Everyone who works for, and wishes to continue working for, a major U.S. media outlet says the United States attacked Iraq in 2003 as a last resort or sort of meant to, or something, even though:
- The U.S. president had been concocting cockamamie schemes to get a war started.
- The Iraqi government had approached the CIA’s Vincent Cannistrato to offer to let U.S. troops search the entire country.
- The Iraqi government had offered to hold internationally monitored elections within two years.
- The Iraqi government offered Bush official Richard Perle to open the whole country to inspections, to turn over a suspect in the 1993 World Trade Center bombing, to help fight terrorism, and to favor U.S. oil companies.
- The Iraqi president offered, in the account that the president of Spain was given by the U.S. president, to simply leave Iraq if he could keep $1 billion.
Everyone supposes that the United States invaded Afghanistan in 2001 and has stayed there ever since as a series of “last resorts,” even though the Taliban repeatedly offered to turn bin Laden over to a third country to stand trial, al Qaeda has had no significant presence in Afghanistan for most of the duration of the war, and withdrawal has been an option at any time.
Everyone maintains that the United States went to war with Iraq in 1990-1991 as a “last resort,” even though the Iraqi government was willing to negotiate withdrawal from Kuwait without war and ultimately offered to simply withdraw from Kuwait within three weeks without conditions. The King of Jordan, the Pope, the President of France, the President of the Soviet Union, and many others urged such a peaceful settlement, but the White House insisted upon its “last resort.”

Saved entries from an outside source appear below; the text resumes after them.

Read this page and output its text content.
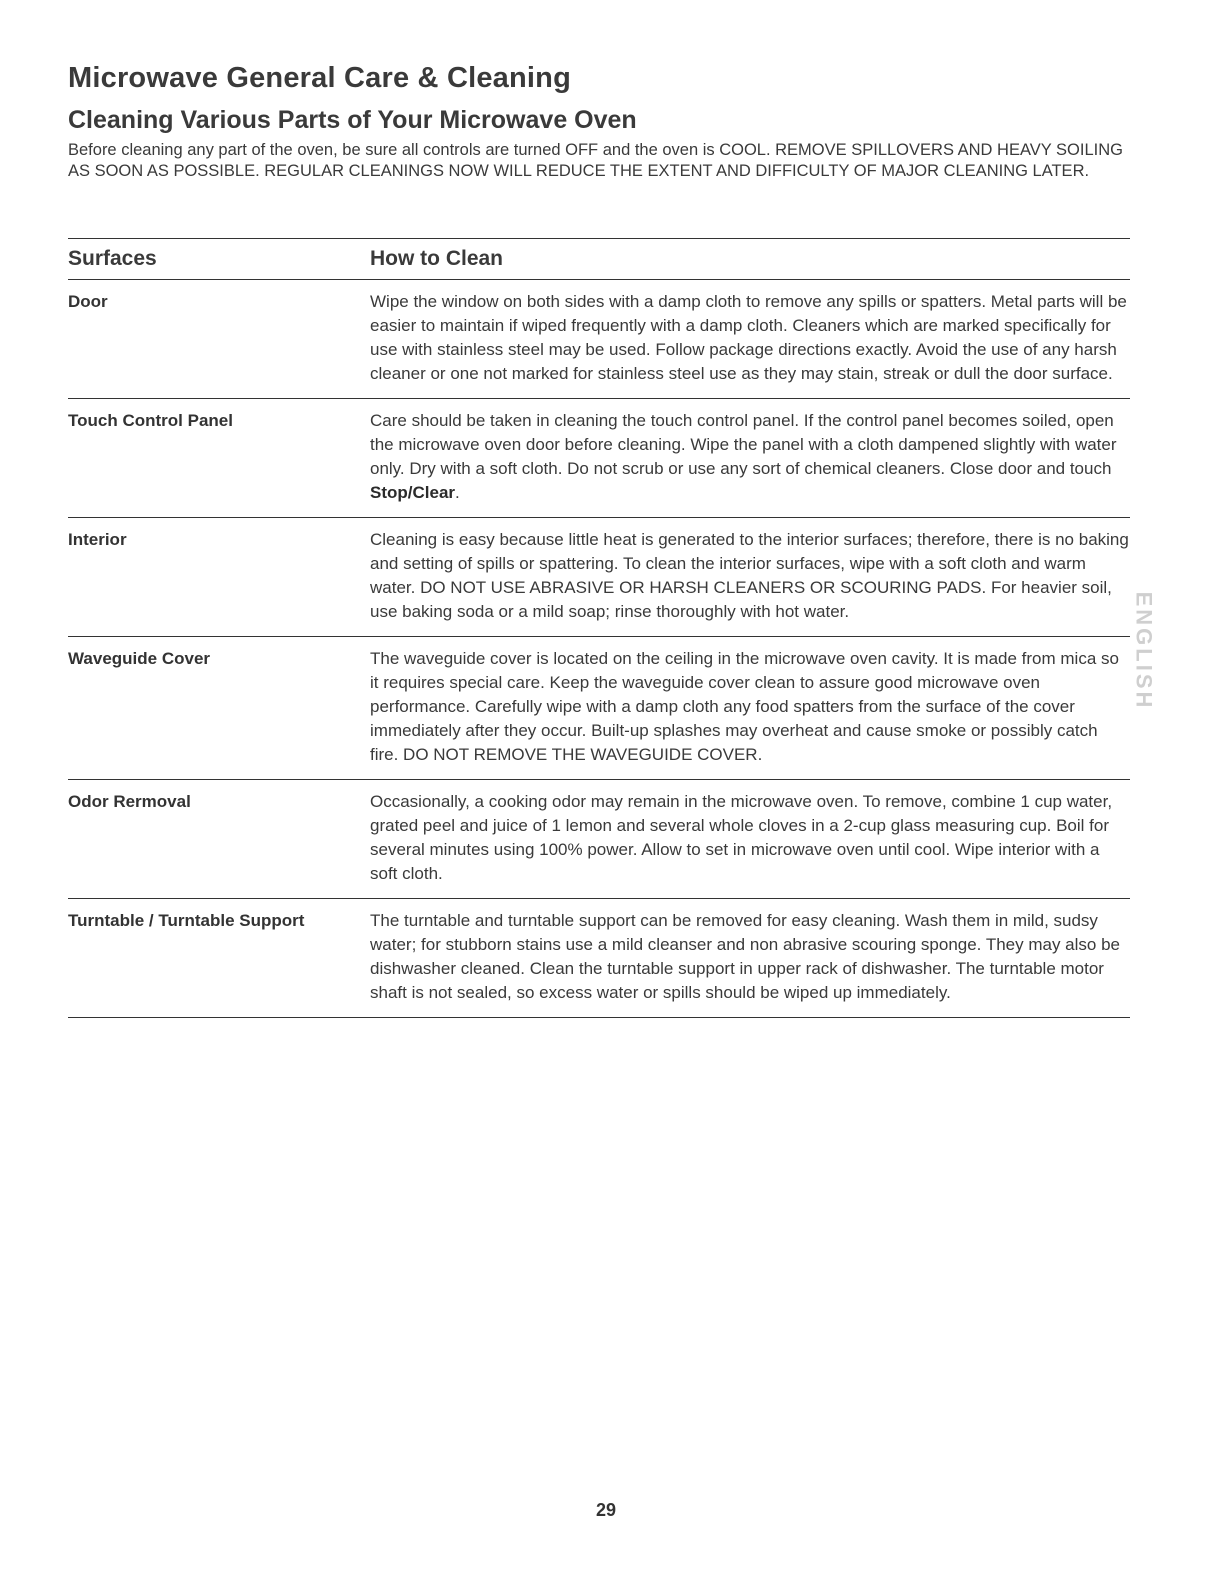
Microwave General Care & Cleaning
Cleaning Various Parts of Your Microwave Oven
Before cleaning any part of the oven, be sure all controls are turned OFF and the oven is COOL. REMOVE SPILLOVERS AND HEAVY SOILING AS SOON AS POSSIBLE. REGULAR CLEANINGS NOW WILL REDUCE THE EXTENT AND DIFFICULTY OF MAJOR CLEANING LATER.
Surfaces	How to Clean
Door	Wipe the window on both sides with a damp cloth to remove any spills or spatters. Metal parts will be easier to maintain if wiped frequently with a damp cloth. Cleaners which are marked specifically for use with stainless steel may be used. Follow package directions exactly. Avoid the use of any harsh cleaner or one not marked for stainless steel use as they may stain, streak or dull the door surface.
Touch Control Panel	Care should be taken in cleaning the touch control panel. If the control panel becomes soiled, open the microwave oven door before cleaning. Wipe the panel with a cloth dampened slightly with water only. Dry with a soft cloth. Do not scrub or use any sort of chemical cleaners. Close door and touch Stop/Clear.
Interior	Cleaning is easy because little heat is generated to the interior surfaces; therefore, there is no baking and setting of spills or spattering. To clean the interior surfaces, wipe with a soft cloth and warm water. DO NOT USE ABRASIVE OR HARSH CLEANERS OR SCOURING PADS. For heavier soil, use baking soda or a mild soap; rinse thoroughly with hot water.
Waveguide Cover	The waveguide cover is located on the ceiling in the microwave oven cavity. It is made from mica so it requires special care. Keep the waveguide cover clean to assure good microwave oven performance. Carefully wipe with a damp cloth any food spatters from the surface of the cover immediately after they occur. Built-up splashes may overheat and cause smoke or possibly catch fire. DO NOT REMOVE THE WAVEGUIDE COVER.
Odor Rermoval	Occasionally, a cooking odor may remain in the microwave oven. To remove, combine 1 cup water, grated peel and juice of 1 lemon and several whole cloves in a 2-cup glass measuring cup. Boil for several minutes using 100% power. Allow to set in microwave oven until cool. Wipe interior with a soft cloth.
Turntable / Turntable Support	The turntable and turntable support can be removed for easy cleaning. Wash them in mild, sudsy water; for stubborn stains use a mild cleanser and non abrasive scouring sponge. They may also be dishwasher cleaned. Clean the turntable support in upper rack of dishwasher. The turntable motor shaft is not sealed, so excess water or spills should be wiped up immediately.
ENGLISH
29
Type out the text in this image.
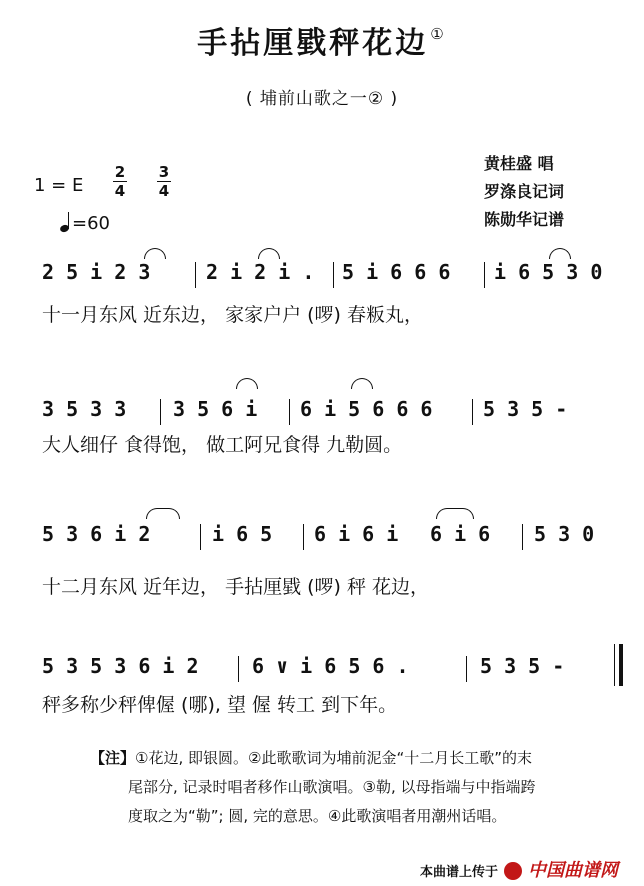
手拈厘戥秤花边 ①
( 埔前山歌之一② )
黄桂盛 唱
罗涤良记词
陈勋华记谱
1 = E
2
4
3
4
=60
2 5 i 2 3	2 i 2 i . 5 i 6 6 6 i 6 5 3 0
十一月东风 近东边， 家家户户 (啰) 春粄丸，
3 5 3 3 3 5 6 i 6 i 5 6 6 6	5 3 5 -
大人细仔 食得饱， 做工阿兄食得 九勒圆。
5 3 6 i 2	i 6 5 6 i 6 i 6 i 6 5 3 0
十二月东风 近年边， 手拈厘戥 (啰) 秤 花边，
5 3 5 3 6 i 2	6 ∨ i 6 5 6 .	5 3 5 -
秤多称少秤俾偓 (哪), 望 偓 转工 到下年。
【注】①花边, 即银圆。②此歌歌词为埔前泥金“十二月长工歌”的末
尾部分, 记录时唱者移作山歌演唱。③勒, 以母指端与中指端跨
度取之为“勒”; 圆, 完的意思。④此歌演唱者用潮州话唱。
本曲谱上传于 中国曲谱网
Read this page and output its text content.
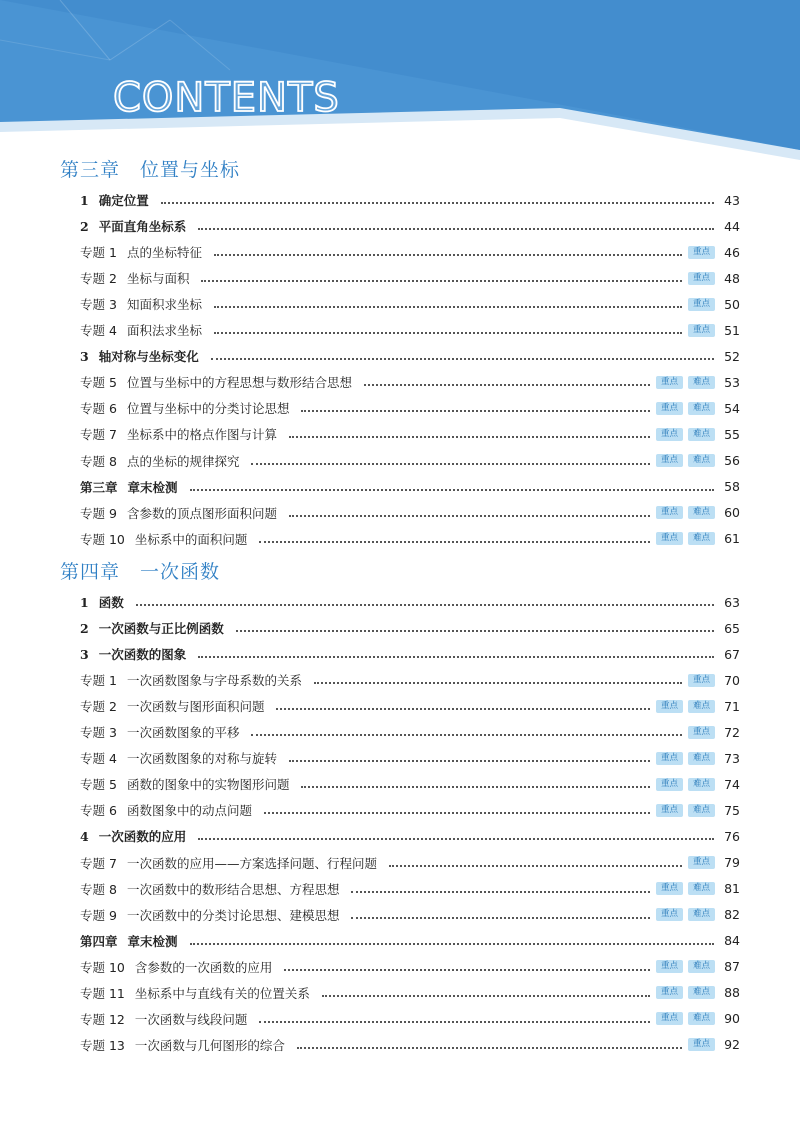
CONTENTS
第三章　位置与坐标
1 确定位置	43
2 平面直角坐标系	44
专题 1 点的坐标特征	重点	46
专题 2 坐标与面积	重点	48
专题 3 知面积求坐标	重点	50
专题 4 面积法求坐标	重点	51
3 轴对称与坐标变化	52
专题 5 位置与坐标中的方程思想与数形结合思想	重点	难点	53
专题 6 位置与坐标中的分类讨论思想	重点	难点	54
专题 7 坐标系中的格点作图与计算	重点	难点	55
专题 8 点的坐标的规律探究	重点	难点	56
第三章 章末检测	58
专题 9 含参数的顶点图形面积问题	重点	难点	60
专题 10 坐标系中的面积问题	重点	难点	61
第四章　一次函数
1 函数	63
2 一次函数与正比例函数	65
3 一次函数的图象	67
专题 1 一次函数图象与字母系数的关系	重点	70
专题 2 一次函数与图形面积问题	重点	难点	71
专题 3 一次函数图象的平移	重点	72
专题 4 一次函数图象的对称与旋转	重点	难点	73
专题 5 函数的图象中的实物图形问题	重点	难点	74
专题 6 函数图象中的动点问题	重点	难点	75
4 一次函数的应用	76
专题 7 一次函数的应用——方案选择问题、行程问题	重点	79
专题 8 一次函数中的数形结合思想、方程思想	重点	难点	81
专题 9 一次函数中的分类讨论思想、建模思想	重点	难点	82
第四章 章末检测	84
专题 10 含参数的一次函数的应用	重点	难点	87
专题 11 坐标系中与直线有关的位置关系	重点	难点	88
专题 12 一次函数与线段问题	重点	难点	90
专题 13 一次函数与几何图形的综合	重点	92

Even setting aside general practices that increase hostility, provide weaponry, and empower militaristic governments, as well as fake negotiations intended to facilitate rather than avoid war, the history of U.S. war-making can be traced back through the centuries as a story of an endless series of opportunities for peace carefully avoided at all costs.
Mexico was willing to negotiate the sale of its northern half, but the United States wanted to take it through an act of mass killing. Spain wanted the matter of the Maine to go to international arbitration, but the U.S. wanted war and empire. The Soviet Union proposed peace negotiations before the Korean War. The United States sabotaged peace proposals for Vietnam from the Vietnamese, the Soviets, and the French, relentlessly insisting on its “last resort” over any other option, from the day the Gulf of Tonkin incident mandated war despite never having occurred.
Hidden in the mystery of the ludicrous “last resort” claims, taken oh so seriously by commentators on war, may lie an explanation of current bigotry toward Muslims in the United States. Should Muslims in your neighborhood turn out to be decent people, perhaps Muslims far away are decent people with whom one might speak instead of dropping bombs on their children. Muslims must be hated here so as to justify killing them there as an unavoidable “last resort.”